Monday 26 October 2009

One Word Each

There was a twentyfive-spotted man who used socks as feet, until that big nun hijacked his eighteen beautiful mother bears yesterday evening. "What was interesting? Except the trees, the jeeps of dirt, and nice were captured right or not." said Nice. Glenn thought for a few weeks about my pillows. Then he visited his most disgusting nephews in town. Afterwards, when Hogan was 8, nice gave up. Glenn blacked out. Then along shuffled a mill-hunter who surivied Easter. Smell bough nice. Mis never ran in train station unless sleepy. The twentyfive-spotted man went inside Beef-Wellington. Battle-Funhouse realised that was naughty. Hmmm, thought Glenn, whenever nice fell for bath underneath his tent cigarette. "Holy House! Your scent drives me uptown! girl!" he sang to himself. "Taxidrivers must never remember cabbage cake" replied smell. "Which one of you do you mean?" he shouted, while nice observed obsessively. "Shit." Smell shat on the ground. "What on Mars has he shot with wooden bullets!". "It's I" retorted Mr Mis. You never felt alienated when you wore a pair of shiny, glass trousers every Tuesday? Certainly that would comply the motherfucking peacocks word games!", a passing colecovision shouted.
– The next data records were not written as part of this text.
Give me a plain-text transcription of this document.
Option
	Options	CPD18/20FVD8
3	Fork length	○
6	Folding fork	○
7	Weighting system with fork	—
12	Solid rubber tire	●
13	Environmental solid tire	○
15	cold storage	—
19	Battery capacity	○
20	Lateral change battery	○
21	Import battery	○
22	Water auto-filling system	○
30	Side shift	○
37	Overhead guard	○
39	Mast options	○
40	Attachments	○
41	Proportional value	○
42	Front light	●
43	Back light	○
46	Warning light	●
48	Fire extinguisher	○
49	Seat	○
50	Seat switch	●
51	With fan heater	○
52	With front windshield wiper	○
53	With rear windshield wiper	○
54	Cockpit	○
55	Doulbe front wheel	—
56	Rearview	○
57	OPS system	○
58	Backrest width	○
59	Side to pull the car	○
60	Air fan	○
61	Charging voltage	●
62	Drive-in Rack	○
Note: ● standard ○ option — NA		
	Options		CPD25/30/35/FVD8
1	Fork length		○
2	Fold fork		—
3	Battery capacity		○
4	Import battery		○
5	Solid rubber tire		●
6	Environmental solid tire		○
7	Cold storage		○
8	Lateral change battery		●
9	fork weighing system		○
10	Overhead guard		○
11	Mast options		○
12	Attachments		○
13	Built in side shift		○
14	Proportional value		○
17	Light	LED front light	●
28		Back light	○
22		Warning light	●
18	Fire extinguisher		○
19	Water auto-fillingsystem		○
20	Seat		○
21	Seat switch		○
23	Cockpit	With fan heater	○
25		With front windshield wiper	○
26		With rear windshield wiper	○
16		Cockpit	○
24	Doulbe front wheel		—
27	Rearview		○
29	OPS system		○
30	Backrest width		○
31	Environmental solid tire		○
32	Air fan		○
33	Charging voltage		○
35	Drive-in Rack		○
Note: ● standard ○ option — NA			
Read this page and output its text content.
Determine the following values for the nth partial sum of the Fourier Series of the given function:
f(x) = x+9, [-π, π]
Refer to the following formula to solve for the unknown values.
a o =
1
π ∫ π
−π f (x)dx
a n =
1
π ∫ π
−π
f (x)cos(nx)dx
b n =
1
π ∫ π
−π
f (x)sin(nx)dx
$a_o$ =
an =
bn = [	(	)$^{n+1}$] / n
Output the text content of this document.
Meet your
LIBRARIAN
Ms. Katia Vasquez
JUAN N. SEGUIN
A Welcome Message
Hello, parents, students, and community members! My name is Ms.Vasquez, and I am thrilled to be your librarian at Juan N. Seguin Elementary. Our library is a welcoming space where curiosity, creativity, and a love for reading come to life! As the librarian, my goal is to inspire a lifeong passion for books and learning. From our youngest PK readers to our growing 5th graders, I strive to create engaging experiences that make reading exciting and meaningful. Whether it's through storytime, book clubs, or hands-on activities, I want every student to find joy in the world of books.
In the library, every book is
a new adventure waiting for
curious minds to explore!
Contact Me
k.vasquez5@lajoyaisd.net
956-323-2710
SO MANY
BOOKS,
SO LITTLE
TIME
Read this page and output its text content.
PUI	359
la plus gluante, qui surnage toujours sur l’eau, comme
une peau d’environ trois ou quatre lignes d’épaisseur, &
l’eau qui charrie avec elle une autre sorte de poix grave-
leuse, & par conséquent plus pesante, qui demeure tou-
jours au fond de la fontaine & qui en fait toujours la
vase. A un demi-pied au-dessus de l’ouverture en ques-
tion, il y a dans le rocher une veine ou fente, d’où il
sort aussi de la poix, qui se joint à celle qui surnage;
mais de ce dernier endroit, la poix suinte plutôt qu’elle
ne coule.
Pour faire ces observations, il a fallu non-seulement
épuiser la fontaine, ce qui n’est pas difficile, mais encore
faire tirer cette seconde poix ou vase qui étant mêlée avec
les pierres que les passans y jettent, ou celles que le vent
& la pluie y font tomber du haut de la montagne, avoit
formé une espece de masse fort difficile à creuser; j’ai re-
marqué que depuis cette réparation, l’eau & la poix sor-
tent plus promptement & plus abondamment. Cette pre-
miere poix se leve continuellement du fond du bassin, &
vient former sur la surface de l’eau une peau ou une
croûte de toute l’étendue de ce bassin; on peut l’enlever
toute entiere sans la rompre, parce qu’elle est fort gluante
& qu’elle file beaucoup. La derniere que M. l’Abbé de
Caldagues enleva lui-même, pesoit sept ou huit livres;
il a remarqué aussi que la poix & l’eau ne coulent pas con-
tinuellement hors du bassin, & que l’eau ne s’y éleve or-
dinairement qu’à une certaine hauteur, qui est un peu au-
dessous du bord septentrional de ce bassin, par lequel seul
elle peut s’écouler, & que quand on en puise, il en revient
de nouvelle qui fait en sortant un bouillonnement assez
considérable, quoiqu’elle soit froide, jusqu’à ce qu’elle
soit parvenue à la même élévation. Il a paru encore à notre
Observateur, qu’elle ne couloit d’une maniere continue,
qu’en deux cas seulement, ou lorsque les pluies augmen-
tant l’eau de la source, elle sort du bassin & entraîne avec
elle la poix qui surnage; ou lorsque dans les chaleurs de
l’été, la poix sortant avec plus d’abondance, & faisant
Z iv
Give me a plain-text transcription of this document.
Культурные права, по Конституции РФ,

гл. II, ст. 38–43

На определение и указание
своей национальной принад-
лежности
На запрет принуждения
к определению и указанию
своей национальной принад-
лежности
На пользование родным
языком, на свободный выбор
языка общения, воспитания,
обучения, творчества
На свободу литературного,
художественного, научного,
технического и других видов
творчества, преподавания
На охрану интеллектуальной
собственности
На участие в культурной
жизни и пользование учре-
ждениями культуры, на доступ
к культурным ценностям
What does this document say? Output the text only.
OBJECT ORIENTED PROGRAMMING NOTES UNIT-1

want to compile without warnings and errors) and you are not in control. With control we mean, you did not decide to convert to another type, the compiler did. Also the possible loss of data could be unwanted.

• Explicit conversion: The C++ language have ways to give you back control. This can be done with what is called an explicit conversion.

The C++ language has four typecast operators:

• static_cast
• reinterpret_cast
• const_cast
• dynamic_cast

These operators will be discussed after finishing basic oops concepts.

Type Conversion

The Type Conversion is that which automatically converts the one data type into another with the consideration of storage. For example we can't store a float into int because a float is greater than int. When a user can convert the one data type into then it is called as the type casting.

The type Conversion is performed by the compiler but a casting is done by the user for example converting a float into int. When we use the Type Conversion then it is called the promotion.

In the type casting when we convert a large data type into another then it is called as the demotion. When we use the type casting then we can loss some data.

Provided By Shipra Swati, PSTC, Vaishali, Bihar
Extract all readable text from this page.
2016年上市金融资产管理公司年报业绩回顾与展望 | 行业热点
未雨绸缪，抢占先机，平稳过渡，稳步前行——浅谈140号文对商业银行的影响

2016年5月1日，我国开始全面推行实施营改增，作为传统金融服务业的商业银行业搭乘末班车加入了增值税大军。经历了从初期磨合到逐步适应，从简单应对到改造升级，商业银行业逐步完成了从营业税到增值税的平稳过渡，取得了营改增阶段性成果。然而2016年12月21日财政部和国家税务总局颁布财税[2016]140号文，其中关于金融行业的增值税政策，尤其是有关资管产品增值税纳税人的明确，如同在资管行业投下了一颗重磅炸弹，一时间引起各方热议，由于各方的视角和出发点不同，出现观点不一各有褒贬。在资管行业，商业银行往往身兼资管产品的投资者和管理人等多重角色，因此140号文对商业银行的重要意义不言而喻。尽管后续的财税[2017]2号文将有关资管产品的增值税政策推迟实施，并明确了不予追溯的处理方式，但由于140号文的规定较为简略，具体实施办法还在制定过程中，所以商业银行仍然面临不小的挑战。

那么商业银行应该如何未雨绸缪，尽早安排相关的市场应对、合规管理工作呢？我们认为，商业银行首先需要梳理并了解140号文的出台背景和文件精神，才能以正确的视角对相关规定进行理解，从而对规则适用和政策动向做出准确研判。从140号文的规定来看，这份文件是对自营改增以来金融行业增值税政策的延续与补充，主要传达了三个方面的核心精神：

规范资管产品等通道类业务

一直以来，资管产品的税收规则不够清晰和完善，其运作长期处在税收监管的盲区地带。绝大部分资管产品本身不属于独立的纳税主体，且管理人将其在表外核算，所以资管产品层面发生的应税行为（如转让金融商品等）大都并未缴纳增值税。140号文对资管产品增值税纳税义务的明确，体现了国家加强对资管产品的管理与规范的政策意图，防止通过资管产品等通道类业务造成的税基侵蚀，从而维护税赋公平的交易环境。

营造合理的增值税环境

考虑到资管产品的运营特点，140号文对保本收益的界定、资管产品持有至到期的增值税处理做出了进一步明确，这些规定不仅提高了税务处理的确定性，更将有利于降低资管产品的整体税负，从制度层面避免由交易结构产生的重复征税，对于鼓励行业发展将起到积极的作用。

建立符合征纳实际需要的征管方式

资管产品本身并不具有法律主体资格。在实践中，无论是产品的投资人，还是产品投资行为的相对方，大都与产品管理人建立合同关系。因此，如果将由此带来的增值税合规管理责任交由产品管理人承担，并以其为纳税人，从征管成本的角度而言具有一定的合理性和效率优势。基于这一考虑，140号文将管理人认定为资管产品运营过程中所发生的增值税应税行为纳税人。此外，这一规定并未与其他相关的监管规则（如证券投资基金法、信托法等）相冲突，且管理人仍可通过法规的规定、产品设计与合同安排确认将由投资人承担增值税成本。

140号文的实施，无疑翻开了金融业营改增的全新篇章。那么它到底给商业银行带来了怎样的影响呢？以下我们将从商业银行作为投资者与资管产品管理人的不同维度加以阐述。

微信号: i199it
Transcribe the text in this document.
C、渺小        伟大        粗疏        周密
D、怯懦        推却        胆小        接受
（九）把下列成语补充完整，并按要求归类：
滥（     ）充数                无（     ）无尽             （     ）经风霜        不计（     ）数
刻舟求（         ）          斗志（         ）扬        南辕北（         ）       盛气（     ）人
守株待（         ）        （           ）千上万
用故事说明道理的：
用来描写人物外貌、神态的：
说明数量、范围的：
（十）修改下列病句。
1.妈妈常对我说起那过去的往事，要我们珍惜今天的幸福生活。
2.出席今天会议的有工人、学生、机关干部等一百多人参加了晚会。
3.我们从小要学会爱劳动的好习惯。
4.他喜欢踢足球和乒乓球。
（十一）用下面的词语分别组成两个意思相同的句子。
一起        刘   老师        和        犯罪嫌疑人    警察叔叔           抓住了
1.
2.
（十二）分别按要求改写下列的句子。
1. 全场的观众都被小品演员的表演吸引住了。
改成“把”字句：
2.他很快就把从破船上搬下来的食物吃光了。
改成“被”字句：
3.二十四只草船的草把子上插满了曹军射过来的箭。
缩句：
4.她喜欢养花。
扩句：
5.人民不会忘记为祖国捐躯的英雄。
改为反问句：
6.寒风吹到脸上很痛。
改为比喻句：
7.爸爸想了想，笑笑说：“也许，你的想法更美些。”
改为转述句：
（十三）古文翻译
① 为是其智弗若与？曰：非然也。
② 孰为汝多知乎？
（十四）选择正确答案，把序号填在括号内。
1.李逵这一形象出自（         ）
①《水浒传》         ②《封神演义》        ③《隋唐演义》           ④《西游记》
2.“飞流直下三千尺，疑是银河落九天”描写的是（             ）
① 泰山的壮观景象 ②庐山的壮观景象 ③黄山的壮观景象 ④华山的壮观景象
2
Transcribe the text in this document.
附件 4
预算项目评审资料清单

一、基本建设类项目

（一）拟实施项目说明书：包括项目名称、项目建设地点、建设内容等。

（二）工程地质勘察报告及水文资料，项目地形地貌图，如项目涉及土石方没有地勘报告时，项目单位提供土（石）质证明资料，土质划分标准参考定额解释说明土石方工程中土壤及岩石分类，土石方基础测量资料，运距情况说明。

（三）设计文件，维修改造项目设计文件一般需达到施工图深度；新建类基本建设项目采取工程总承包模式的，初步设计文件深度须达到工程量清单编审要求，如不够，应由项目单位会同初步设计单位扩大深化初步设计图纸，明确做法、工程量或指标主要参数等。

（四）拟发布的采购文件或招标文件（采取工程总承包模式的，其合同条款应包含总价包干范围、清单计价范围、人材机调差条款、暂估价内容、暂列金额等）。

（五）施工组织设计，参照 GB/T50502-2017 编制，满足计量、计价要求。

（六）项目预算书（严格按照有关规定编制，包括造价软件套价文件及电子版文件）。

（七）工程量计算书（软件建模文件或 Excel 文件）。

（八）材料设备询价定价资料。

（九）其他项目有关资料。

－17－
Even Glenn was excited about his own private fashtank service! Smell ate his balls. Nice when outside and wondered if it was time to go inside. It seemed plausible that my fake shark's appendix has a good pepperspray-feel, but mill-hunter sailed to more pleasant and juicy parts of breakfast-land. Often I couldn't play chess upside down. Often I couldn't play chess upside down. Battle-Funhouse wept cranberry juice all day long. Glenn left smell alone because they rocked, one-two-seventy-three pumpkins every hour, every whale. "Don't try paintball brushes, babe! Try homegrown elephant grass instead." said the twentyfive-spotted man.